Chinese e-commerce titan Alibaba Group Holding Ltd will acquire Hong Kong-based South China Morning Post (SCMP) among other media properties for HK$2.06 billion ($266 million), hoping to leverage technology to drive one of the oldest newspaper publishers in the region.
Alibaba would also acquire the magazine, recruitment, outdoor media, events and conferences, education and digital media businesses of the newspaper’s holding company SCMP Group Ltd, it said in a statement during the weekend.
SCMP Group, which also has interests in the property market, said its board believes the future of traditional publishing is uncertain. It added that the value of the media business lies in rich digital media content and that Alibaba will be able to unlock greater value from the content and brand.
For Alibaba, this marks another move outside its core e-commerce business. Early this year, it had picked up a stake in a small Chinese smartphone maker. More recently, it also made a big bet on offline electronics retailer Suning with an aim to integrate it to simultaneously drive its e-commerce unit.
With the latest move to get into the media business, Alibaba is following the footsteps of the founder of its closest rival Amazon. Two years ago, Jeff Bezos had acquired Washington Post and he has been particularly trying to drive the digital side of the iconic newspaper brand.
However, Alibaba’s move is different in two ways. First, unlike Bezos, who has invested in the American media property in his personal capacity, Alibaba is getting into the media business as a company. Second, Bezos has tried out different ways to push the paid online subscription business of Washington Post. But Alibaba intends to change the operating business model of the SCMP, which has a metered paywall or has limited free articles after which a reader needs to pay to access the content.

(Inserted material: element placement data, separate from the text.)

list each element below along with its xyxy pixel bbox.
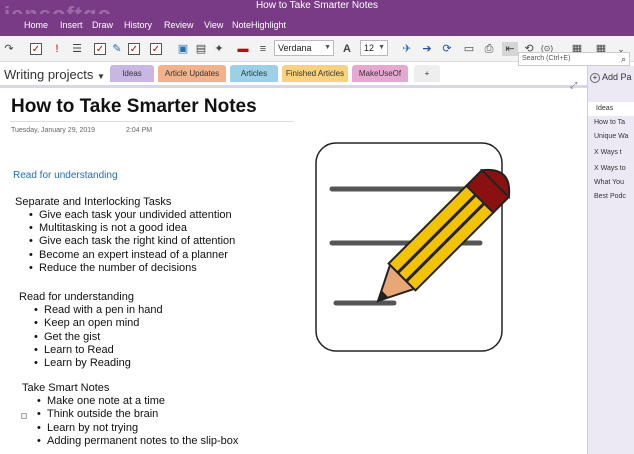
list-item: Make one note at a time xyxy=(37,395,165,407)
list-icon[interactable]: ≡ xyxy=(256,42,270,56)
section-heading: Read for understanding xyxy=(19,291,134,303)
list-item: Keep an open mind xyxy=(34,317,139,329)
page-date: Tuesday, January 29, 2019 xyxy=(11,127,96,134)
done-checkbox-icon[interactable]: ✓ xyxy=(150,43,162,55)
tag-icon[interactable]: ✎ xyxy=(110,42,124,56)
list-item: Get the gist xyxy=(34,331,100,343)
read-link[interactable]: Read for understanding xyxy=(13,170,118,181)
page-item[interactable]: X Ways t xyxy=(594,146,634,160)
format-painter-icon[interactable]: ✦ xyxy=(212,42,226,56)
search-input[interactable]: Search (Ctrl+E) ⌕ xyxy=(518,52,630,66)
menu-bar: Home Insert Draw History Review View Not… xyxy=(0,14,634,36)
tab-article-updates[interactable]: Article Updates xyxy=(158,65,226,82)
pencil-note-image[interactable] xyxy=(314,133,530,355)
search-icon: ⌕ xyxy=(620,54,626,64)
add-page-button[interactable]: + Add Pa xyxy=(590,72,632,83)
refresh-icon[interactable]: ⟳ xyxy=(440,42,454,56)
list-item: Give each task the right kind of attenti… xyxy=(29,235,235,247)
tab-makeuseof[interactable]: MakeUseOf xyxy=(352,65,408,82)
font-size-select[interactable]: 12 ▼ xyxy=(360,40,388,56)
expand-icon[interactable]: ⤢ xyxy=(570,80,577,91)
page-item[interactable]: Best Podc xyxy=(594,190,634,204)
list-item: Multitasking is not a good idea xyxy=(29,222,187,234)
outlook-task-icon[interactable]: ▣ xyxy=(176,42,190,56)
section-heading: Separate and Interlocking Tasks xyxy=(15,196,172,208)
chevron-down-icon: ▼ xyxy=(324,44,331,51)
check-tag-icon[interactable]: ✓ xyxy=(94,43,106,55)
drag-handle[interactable] xyxy=(21,413,27,419)
font-color-icon[interactable]: A xyxy=(340,42,354,56)
list-item: Think outside the brain xyxy=(37,408,158,420)
dock-icon[interactable]: ⇤ xyxy=(502,42,518,56)
add-section-button[interactable]: + xyxy=(414,65,440,82)
tab-finished-articles[interactable]: Finished Articles xyxy=(282,65,348,82)
list-item: Learn to Read xyxy=(34,344,114,356)
document-icon[interactable]: ▤ xyxy=(194,42,208,56)
menu-notehighlight[interactable]: NoteHighlight xyxy=(232,20,286,30)
page-title[interactable]: How to Take Smarter Notes xyxy=(11,96,257,118)
list-item: Learn by Reading xyxy=(34,357,131,369)
list-item: Read with a pen in hand xyxy=(34,304,163,316)
menu-review[interactable]: Review xyxy=(164,20,194,30)
todo-checkbox-icon[interactable]: ✓ xyxy=(30,43,42,55)
page-item[interactable]: Unique Wa xyxy=(594,130,634,144)
font-name-select[interactable]: Verdana ▼ xyxy=(274,40,334,56)
chevron-down-icon: ▼ xyxy=(378,44,385,51)
highlight-tag-icon[interactable]: ▬ xyxy=(236,42,250,56)
section-heading: Take Smart Notes xyxy=(22,382,110,394)
title-divider xyxy=(10,121,294,122)
page-item-ideas[interactable]: Ideas xyxy=(588,102,634,116)
list-item: Learn by not trying xyxy=(37,422,138,434)
page-item[interactable]: How to Ta xyxy=(594,116,634,130)
list-item: Give each task your undivided attention xyxy=(29,209,232,221)
chevron-down-icon: ▼ xyxy=(96,72,105,81)
notebook-selector[interactable]: Writing projects ▼ xyxy=(0,64,105,86)
pen-icon[interactable]: ✈ xyxy=(400,42,414,56)
page-item[interactable]: What You xyxy=(594,176,634,190)
arrow-right-icon[interactable]: ➔ xyxy=(420,42,434,56)
redo-icon[interactable]: ↷ xyxy=(2,42,16,56)
menu-insert[interactable]: Insert xyxy=(60,20,83,30)
list-item: Adding permanent notes to the slip-box xyxy=(37,435,238,447)
menu-history[interactable]: History xyxy=(124,20,152,30)
page-item[interactable]: X Ways to xyxy=(594,162,634,176)
important-flag-icon[interactable]: ! xyxy=(50,42,64,56)
tag-checkbox-icon[interactable]: ✓ xyxy=(128,43,140,55)
checklist-icon[interactable]: ☰ xyxy=(70,42,84,56)
tab-articles[interactable]: Articles xyxy=(230,65,278,82)
page-time: 2:04 PM xyxy=(126,127,153,134)
list-item: Reduce the number of decisions xyxy=(29,262,197,274)
window-icon[interactable]: ▭ xyxy=(462,42,476,56)
window-title: How to Take Smarter Notes xyxy=(255,0,379,11)
tab-ideas[interactable]: Ideas xyxy=(110,65,154,82)
menu-draw[interactable]: Draw xyxy=(92,20,113,30)
list-item: Become an expert instead of a planner xyxy=(29,249,228,261)
menu-home[interactable]: Home xyxy=(24,20,48,30)
menu-view[interactable]: View xyxy=(204,20,223,30)
print-icon[interactable]: ⎙ xyxy=(482,42,496,56)
plus-icon: + xyxy=(590,73,600,83)
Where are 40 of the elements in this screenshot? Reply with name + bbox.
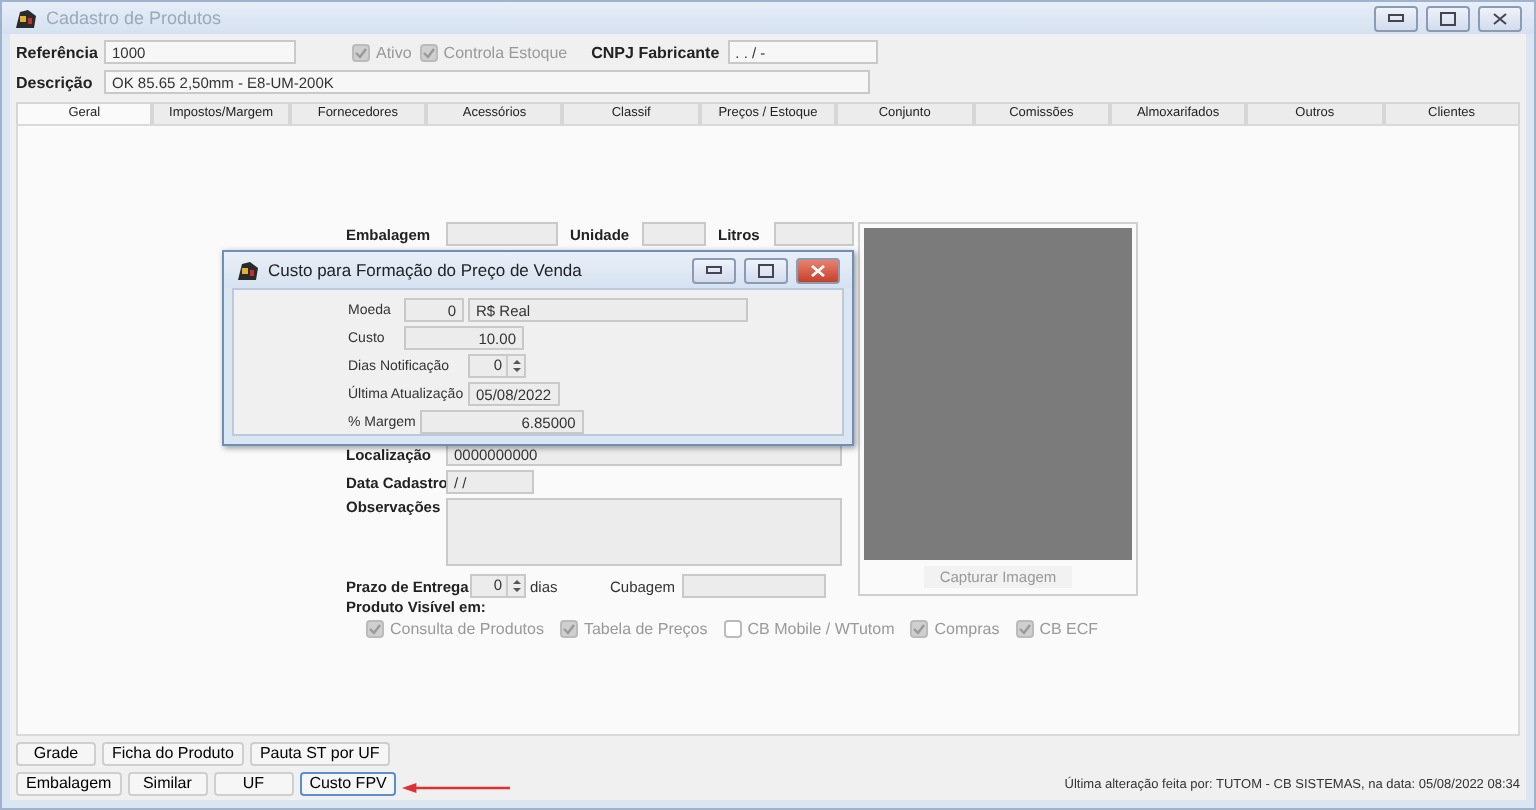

Joe Tsai, executive vice chairman of Alibaba Group, said in a letter to readers that SCMP.com’s paywall would be taken down, making the website’s content freely available.
“SCMP is unique because it focuses on coverage of China in the English language. This is a proposition that is in high demand by readers around the world who care to understand the world’s second largest economy,” said Tsai. “Our vision is to expand the SCMP’s readership globally through digital distribution and easier access to content,” he added.
SCMP is considered to be an independent voice in a region where most media is controlled by the state. However, critics say that SCMP has softened its stance on issues related to China in the last few years.
Besides the broadsheet, other SCMP titles include the Sunday Morning Post, its digital platforms SCMP.com and related mobile apps, and the two Chinese websites Nanzao.com and Nanzaozhinan.com. The acquisition also includes a portfolio of magazine titles including HK Magazine and the Hong Kong editions of Esquire, Elle, Cosmopolitan, The PEAK and Harper’s BAZAAR.
SCMP has the most paid subscribers among English-language papers in Hong Kong. It is Hong Kong’s biggest English-language newspaper.
SCMP Group’s annual revenue rose from HK$1.1 billion in 2013 to HK$1.2 billion last year. Its net profit rose from HK$109 million to HK$122 million in the same period. However, it faces the similar set of challenges as other newspaper groups around the world as media consumption moves to the digital space.
Interestingly, SCMP Group was itself looking to venture into the e-commerce business by acquiring a majority stake in Hong Kong-based online fashion retailer MyDress. As part of the plan to sell the media properties, this deal has been simultaneously terminated, it said on Monday.